President Donald Trump says he wants the United States to take ownership of the Gaza Strip and redevelop it after resettling Palestinian people in other countries.
The president did not immediately offer details on how the US would manage the site and what it would do with it.
“The US will take over the Gaza Strip, and we will do a job with it too. We’ll own it and be responsible for dismantling all of the dangerous unexploded bombs and other weapons on the site,” Trump told reporters at a joint news conference with Israeli Prime Minister, Benjamin Netanyahu.
He said the US would work to economically develop the area after cleaning out the destroyed buildings.
Trump made the comments following his meeting with Israeli Prime Minister Benjamin Netanyahu at the White House, where the two leaders are discussed the fragile ceasefire and hostage deal in Israeli-Hamas conflict.
“I don’t think people should be going back," Trump said. “You can’t live in Gaza right now. I think we need another location. I think it should be a location that’s going to make people happy."
Trump's comments came as he and top advisers made the case that a three-to-five-year timeline for reconstruction of the war-torn territory, as laid out in a temporary truce agreement, is not viable.

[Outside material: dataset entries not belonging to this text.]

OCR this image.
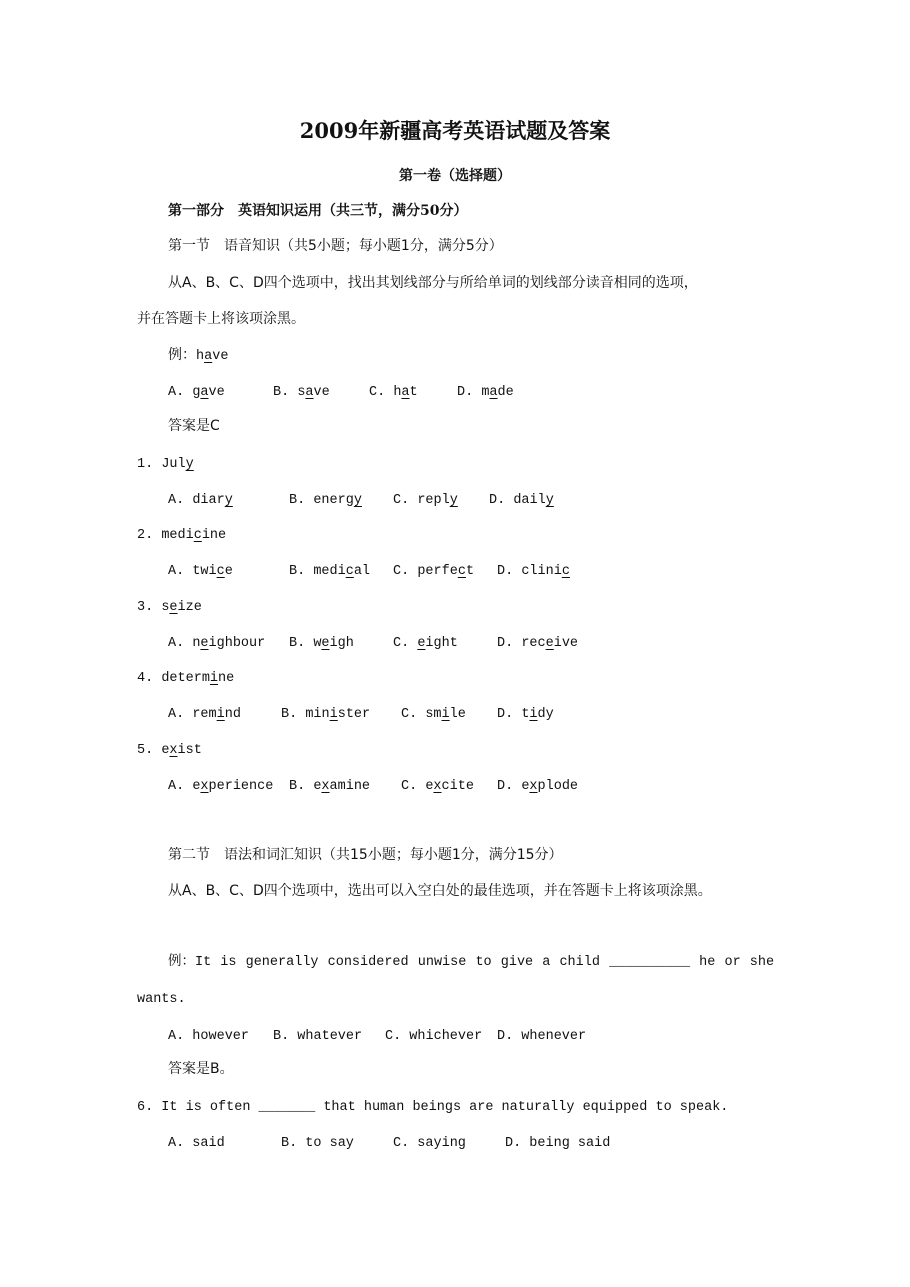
2009年新疆高考英语试题及答案
第一卷（选择题）
第一部分　英语知识运用（共三节，满分50分）
第一节　语音知识（共5小题；每小题1分，满分5分）
从A、B、C、D四个选项中，找出其划线部分与所给单词的划线部分读音相同的选项，
并在答题卡上将该项涂黑。
例：have
答案是C
第二节　语法和词汇知识（共15小题；每小题1分，满分15分）
从A、B、C、D四个选项中，选出可以入空白处的最佳选项，并在答题卡上将该项涂黑。
例：It is generally considered unwise to give a child __________ he or she
wants.
A. however B. whatever C. whichever D. whenever
答案是B。
6. It is often _______ that human beings are naturally equipped to speak.
A. said	B. to say	C. saying	D. being said
A. gave	B. save	C. hat	D. made
1. July
A. diary	B. energy C. reply D. daily
2. medicine
A. twice	B. medical C. perfect D. clinic
3. seize
A. neighbour B. weigh	C. eight	D. receive
4. determine
A. remind	B. minister C. smile D. tidy
5. exist
A. experience B. examine C. excite D. explode
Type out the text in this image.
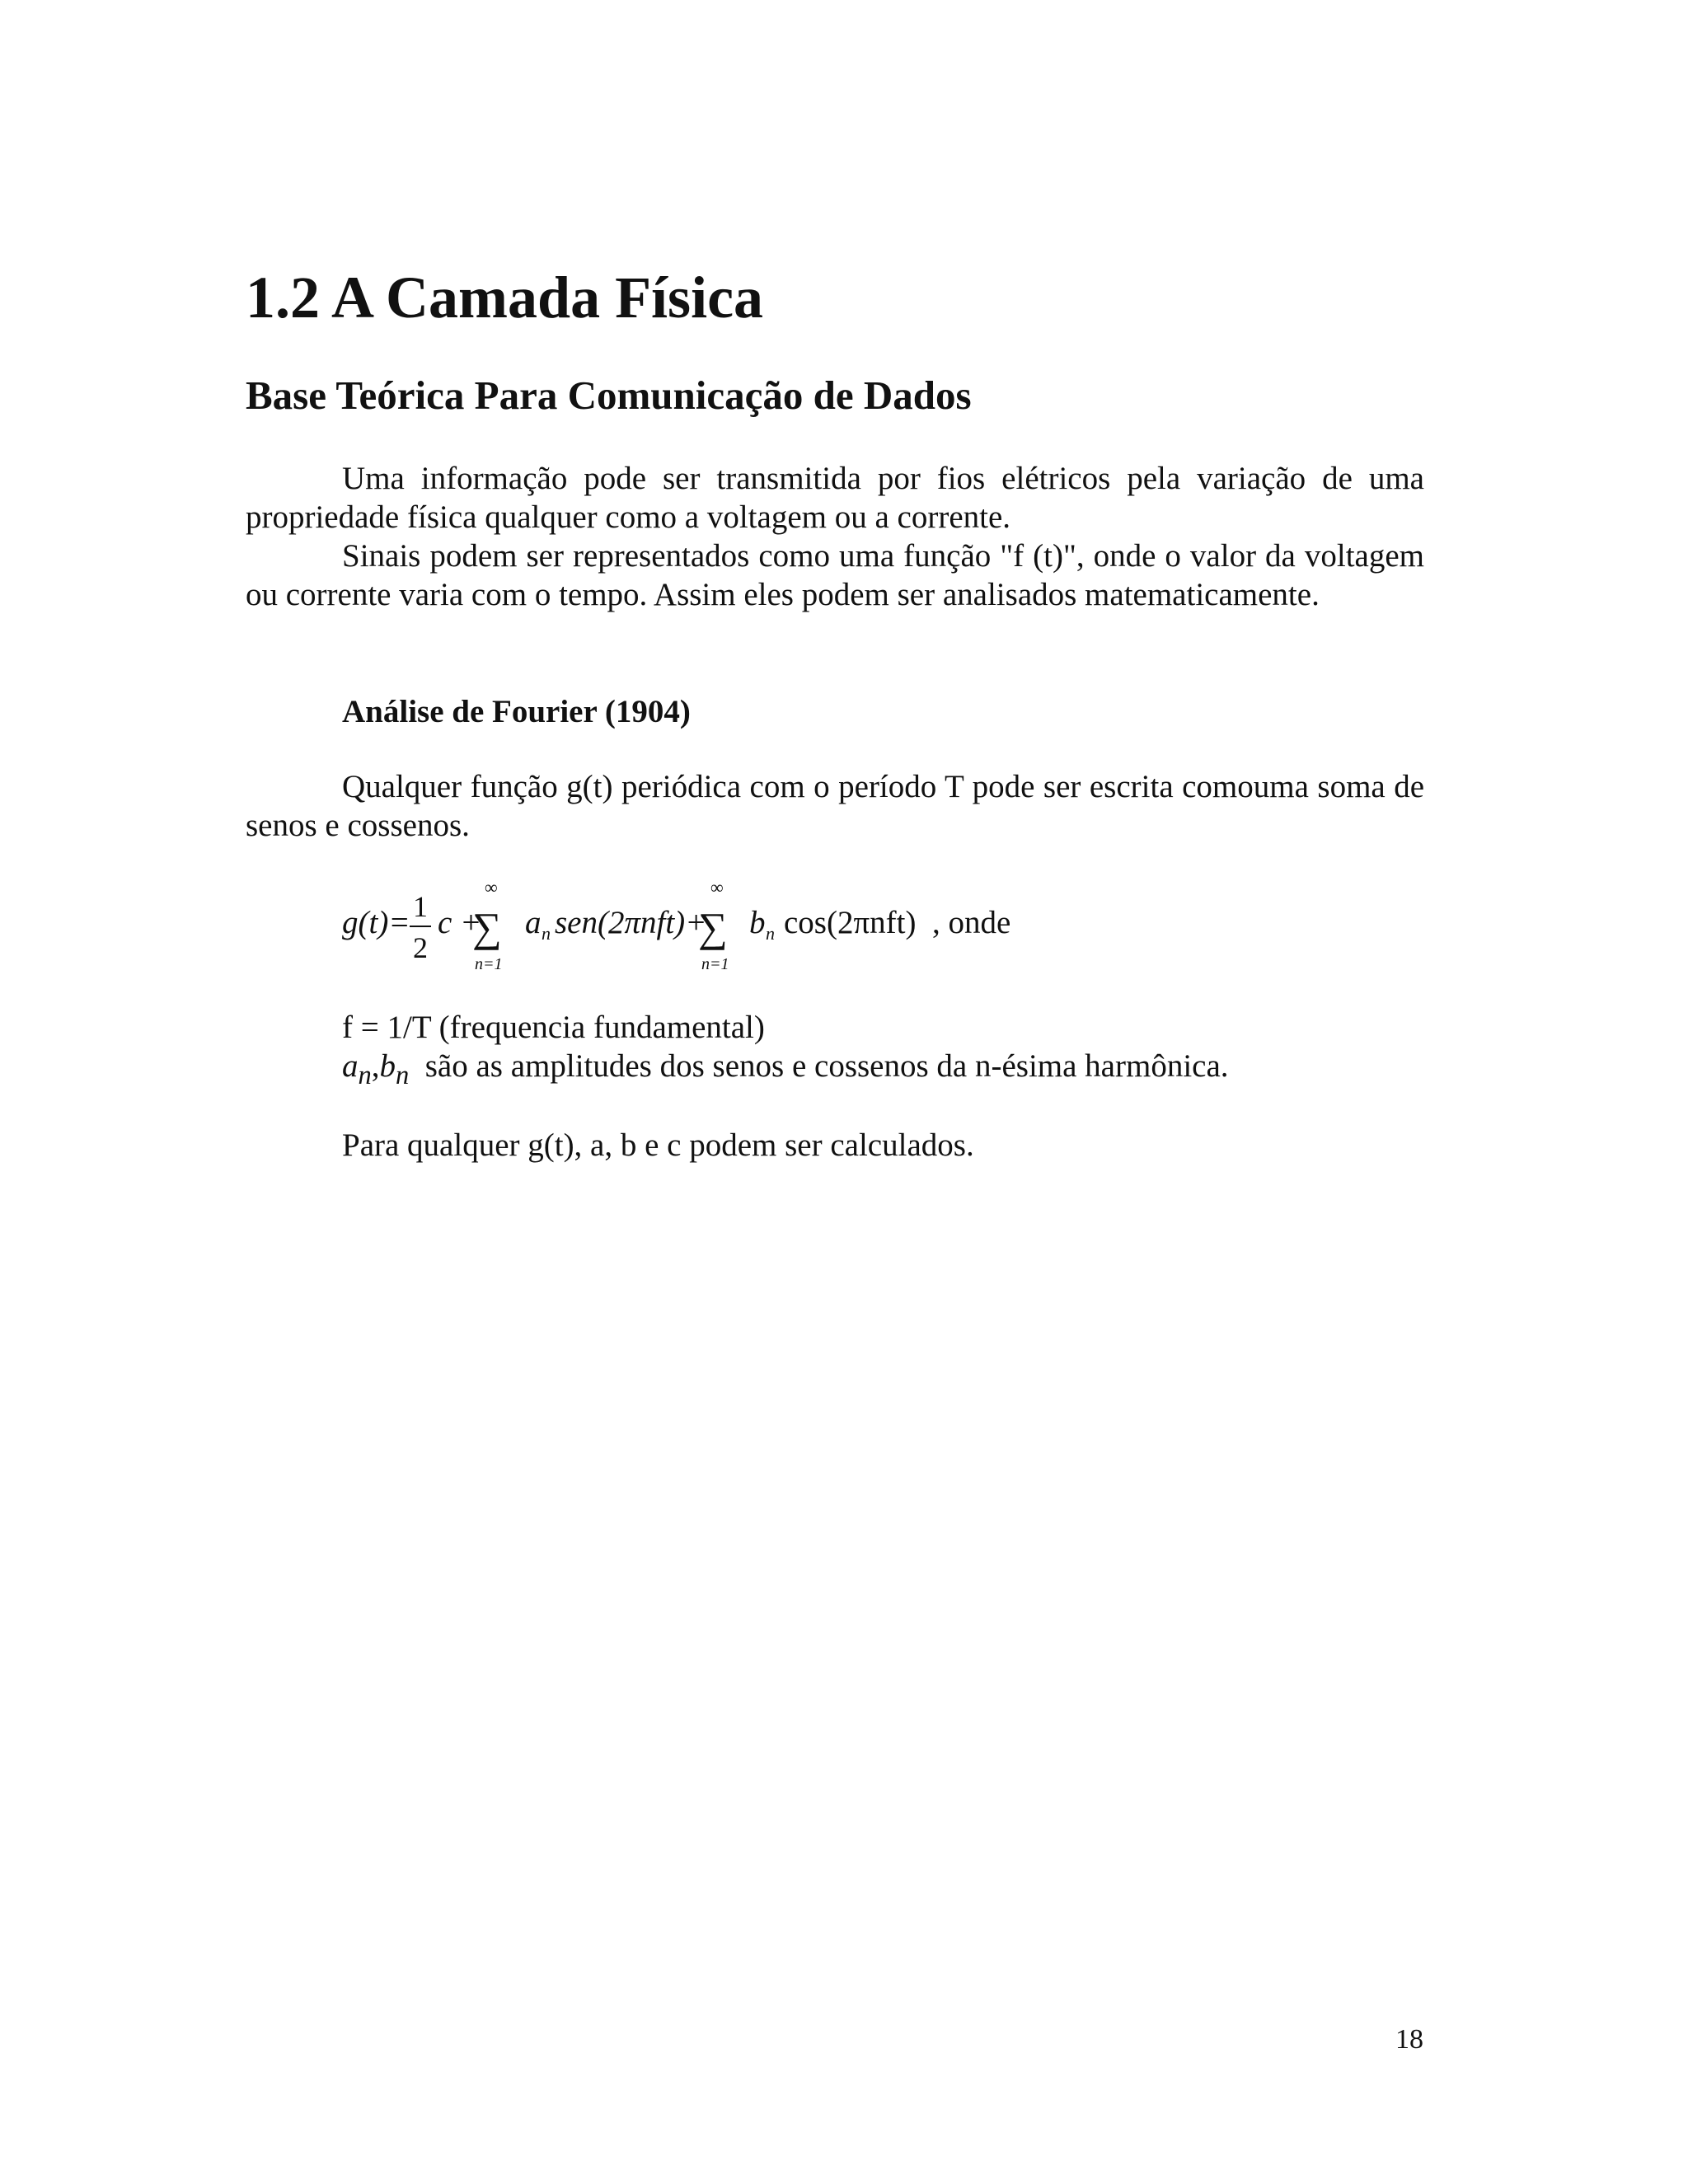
1.2 A Camada Física
Base Teórica Para Comunicação de Dados

Uma informação pode ser transmitida por fios elétricos pela variação de uma propriedade física qualquer como a voltagem ou a corrente.

Sinais podem ser representados como uma função "f (t)", onde o valor da voltagem ou corrente varia com o tempo. Assim eles podem ser analisados matematicamente.

Análise de Fourier (1904)

Qualquer função g(t) periódica com o período T pode ser escrita comouma soma de senos e cossenos.

g(t)= 1
2
c +
∞
∑
n=1
a n sen(2πnft)+
∞
∑
n=1
b n cos(2πnft) , onde
f = 1/T (frequencia fundamental)
$a_n,b_n$ são as amplitudes dos senos e cossenos da n-ésima harmônica.
Para qualquer g(t), a, b e c podem ser calculados.
18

“You look over the decades, it’s all death in Gaza,” Trump added. "This has been happening for years. It’s all death. If we can get a beautiful area to resettle people, permanently, in nice homes where they can be happy and not be shot and not be killed and not be knifed to death like what’s happening in Gaza.”
Egypt and Jordan, as well as other Arab nations, have flatly rejected calls by Trump to relocate the territory's 2.3 million Palestinians during post-war rebuilding of the territory.
But senior administration officials continue to press the case for relocation of Palestinians on humanitarian grounds.
“To me, it is unfair to explain to Palestinians that they might be back in five years,” Trump’s Mideast envoy, Steve Witkoff, told reporters. “That’s just preposterous.”
The White House's focus on reconstruction comes as the nascent truce between Israel and Hamas hangs in the balance.